David Wiegand of the San Francisco Chronicle called it "a very noble movie, which makes it interesting at times, but not often enough . . . What Jarrold has done right is to hire Andrew Davies to work with Jeremy Brock on the adaptation. There's no one better at dusting off English classics for the wide and small screens than Davies. He and Brock have done a competent job of culling just the right plot elements from Waugh's book and assembling them into a serviceable story. Whether you want to stick it out, however, is another matter entirely . . . Jarrold and his writers are more than respectful of the original source material, but compressing it all into two hours and change doesn't make for a terribly enjoyable film . . . Davies and Brock perform miracles in making this somewhat workable, but the ultimate impossibility of their task shows at the end."[6]
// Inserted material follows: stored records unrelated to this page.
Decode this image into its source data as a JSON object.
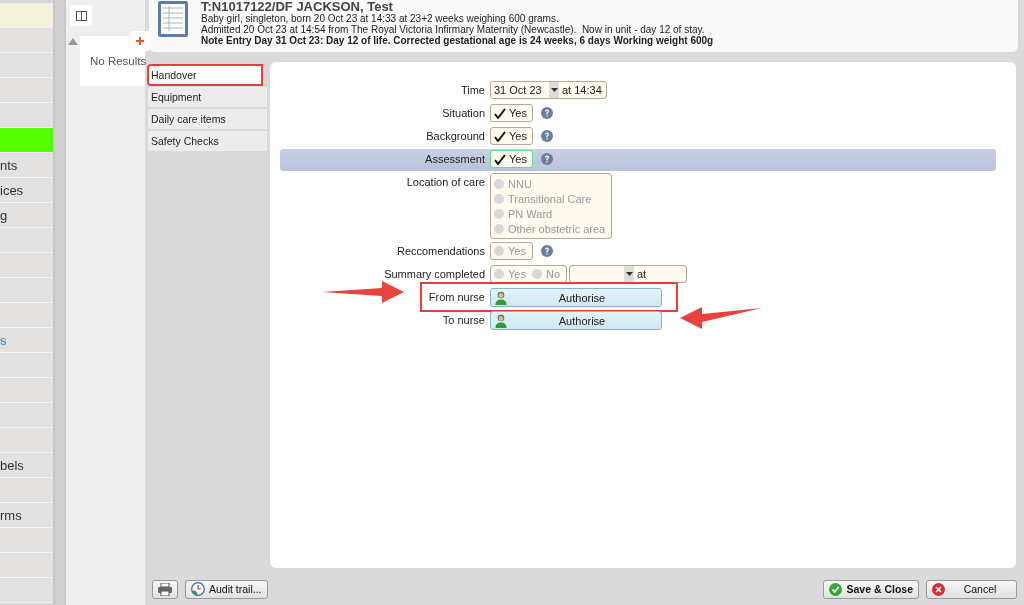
{
  "sidebar": {
    "items": [
      {
        "color": "#f4f2dc",
        "kind": "item"
      },
      {
        "color": "#e4e2e0",
        "kind": "item"
      },
      {
        "color": "#e4e2e0",
        "kind": "item"
      },
      {
        "color": "#e4e2e0",
        "kind": "item"
      },
      {
        "color": "#e4e2e0",
        "kind": "item"
      },
      {
        "color": "#55ff00",
        "kind": "item"
      },
      {
        "color": "#e4e2e0",
        "kind": "item",
        "label": "nts"
      },
      {
        "color": "#e4e2e0",
        "kind": "item",
        "label": "ices"
      },
      {
        "color": "#e4e2e0",
        "kind": "item",
        "label": "g"
      },
      {
        "color": "#e4e2e0",
        "kind": "item"
      },
      {
        "color": "#e4e2e0",
        "kind": "item"
      },
      {
        "color": "#e4e2e0",
        "kind": "item"
      },
      {
        "color": "#e4e2e0",
        "kind": "item"
      },
      {
        "color": "#e4e2e0",
        "kind": "link",
        "label": "s"
      },
      {
        "color": "#e4e2e0",
        "kind": "item"
      },
      {
        "color": "#e4e2e0",
        "kind": "item"
      },
      {
        "color": "#e4e2e0",
        "kind": "item"
      },
      {
        "color": "#e4e2e0",
        "kind": "item"
      },
      {
        "color": "#e4e2e0",
        "kind": "item",
        "label": "bels"
      },
      {
        "color": "#e4e2e0",
        "kind": "item"
      },
      {
        "color": "#e4e2e0",
        "kind": "item",
        "label": "rms"
      },
      {
        "color": "#e4e2e0",
        "kind": "item"
      },
      {
        "color": "#e4e2e0",
        "kind": "item"
      },
      {
        "color": "#e4e2e0",
        "kind": "item"
      }
    ]
  },
  "results": {
    "message": "No Results"
  },
  "dialog": {
    "header": {
      "title": "T:N1017122/DF JACKSON, Test",
      "lines": [
        {
          "kind": "plain",
          "text": "Baby girl, singleton, born 20 Oct 23 at 14:33 at 23+2 weeks weighing 600 grams."
        },
        {
          "kind": "plain",
          "text": "Admitted 20 Oct 23 at 14:54 from The Royal Victoria Infirmary Maternity (Newcastle).  Now in unit - day 12 of stay."
        },
        {
          "kind": "bold",
          "text": "Note Entry Day 31 Oct 23: Day 12 of life. Corrected gestational age is 24 weeks, 6 days Working weight 600g"
        }
      ]
    },
    "tabs": [
      {
        "label": "Handover",
        "selected": true,
        "boxed": true
      },
      {
        "label": "Equipment",
        "selected": false,
        "boxed": false
      },
      {
        "label": "Daily care items",
        "selected": false,
        "boxed": false
      },
      {
        "label": "Safety Checks",
        "selected": false,
        "boxed": false
      }
    ],
    "fields": [
      {
        "kind": "datetime",
        "label": "Time",
        "value": "31 Oct 23",
        "time_text": "at 14:34",
        "highlighted": false,
        "help": false
      },
      {
        "kind": "checkbox",
        "label": "Situation",
        "option": "Yes",
        "checked": true,
        "focused": false,
        "highlighted": false,
        "help": true
      },
      {
        "kind": "checkbox",
        "label": "Background",
        "option": "Yes",
        "checked": true,
        "focused": false,
        "highlighted": false,
        "help": true
      },
      {
        "kind": "checkbox",
        "label": "Assessment",
        "option": "Yes",
        "checked": true,
        "focused": true,
        "highlighted": true,
        "help": true
      },
      {
        "kind": "radio_list",
        "label": "Location of care",
        "disabled": true,
        "highlighted": false,
        "help": false,
        "options": [
          {
            "label": "NNU",
            "selected": false
          },
          {
            "label": "Transitional Care",
            "selected": false
          },
          {
            "label": "PN Ward",
            "selected": false
          },
          {
            "label": "Other obstetric area",
            "selected": false
          }
        ]
      },
      {
        "kind": "radio_inline",
        "label": "Reccomendations",
        "disabled": true,
        "highlighted": false,
        "help": true,
        "options": [
          {
            "label": "Yes",
            "selected": false
          }
        ]
      },
      {
        "kind": "radio_datetime",
        "label": "Summary completed",
        "disabled": true,
        "highlighted": false,
        "help": false,
        "time_text": "at",
        "options": [
          {
            "label": "Yes",
            "selected": false
          },
          {
            "label": "No",
            "selected": false
          }
        ]
      },
      {
        "kind": "authorise",
        "label": "From nurse",
        "button": "Authorise",
        "highlighted": false,
        "help": false,
        "boxed": true,
        "arrow_left": true,
        "arrow_right": false
      },
      {
        "kind": "authorise",
        "label": "To nurse",
        "button": "Authorise",
        "highlighted": false,
        "help": false,
        "boxed": false,
        "arrow_left": false,
        "arrow_right": true
      }
    ],
    "footer": {
      "left": [
        {
          "kind": "print"
        },
        {
          "kind": "audit",
          "label": "Audit trail..."
        }
      ],
      "right": [
        {
          "kind": "save",
          "label": "Save & Close"
        },
        {
          "kind": "cancel",
          "label": "Cancel"
        }
      ]
    }
  }
}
David Ansen of Newsweek suggested, "Think of Jarrold's briskly paced, stylish abridgment as a fine introduction to Waugh's marvelously melancholy elegy. It brings these unforgettable characters to life again, and if it sends people back to the novel, and back to the classic TV series . . . all the better. There's room for more than one Brideshead in this far less glamorous day and age."[7]

Owen Gleiberman of Entertainment Weekly graded the film B and commented, "Brideshead Revisited is opulent and watchable, yet except for Thompson's acting, it's missing something — a grander, more ambivalent vision of the England it depicts dying out. In the series, we looked at that palatial fortress of Brideshead manor and thought: Here, in one house, is a fading empire. In the movie, it's just sublime real estate."[8]

Dennis Harvey of Variety called the film "finely wrought" and added, "Purists may blanch at the screenplay's changes to the source material's narrative fine points, but its spirit survives intact . . . Goode provides a fine center of gravity as the middle-class tourist in heady but toxic upper-class realms. Thompson superbly etches a complex, eventually tragic portrait in her relatively few scenes."[2]

Geoffrey Macnab of The Independent rated the film three out of five stars and called it "flawed and uneven." He added, "In trying to shoehorn Waugh's novel into a two-hour movie, the film-makers have left characters underdeveloped while skipping over plot points and condensing material that surely requires greater exposition. Boldly – and perhaps rashly – they have almost entirely dispensed with voiceover narration. Anyone expecting an equivalent to Jeremy Irons' evocative reading of Waugh's prose will be disappointed . . . On the credit side, this Brideshead boasts a handful of very strong performances . . . Emma Thompson makes a formidable Lady Marchmain and Michael Gambon is dependable as ever as Lord Marchmain but this Brideshead is slow to build momentum. At first, it is hard to engage emotionally in a story that leaps around in time and skirts over what should be key events, but the film grows progressively stronger and more moving."[9]

Swedish journalist Johan Hakelius called the film something that "turns the message of the book upside-down" and felt that it seemed "to be directed by Polly Toynbee or some other reader of the Guardian" - a clear reference to Toynbee's infamous comment on the death of Auberon Waugh, the son of Evelyn, titled "Ghastly man".[10]

Box office

The film opened on thirty-three screens in the US on July 25, 2008 and grossed $332,000 on its opening weekend, ranking twenty-first at the box office. It eventually earned $6,432,256 in the US and $6,772,035 in foreign markets for a total worldwide box office of $13,204,291.[1]

DVD release

The film was released on DVD in anamorphic widescreen format, with subtitles in English for the hearing impaired and Spanish, on 13 January 2009. Bonus features include commentary by director Julian Jarrold, producer Kevin Loader, and screenwriter Jeremy Brock, deleted scenes, and The World of Brideshead, featuring interviews with cast and crew members.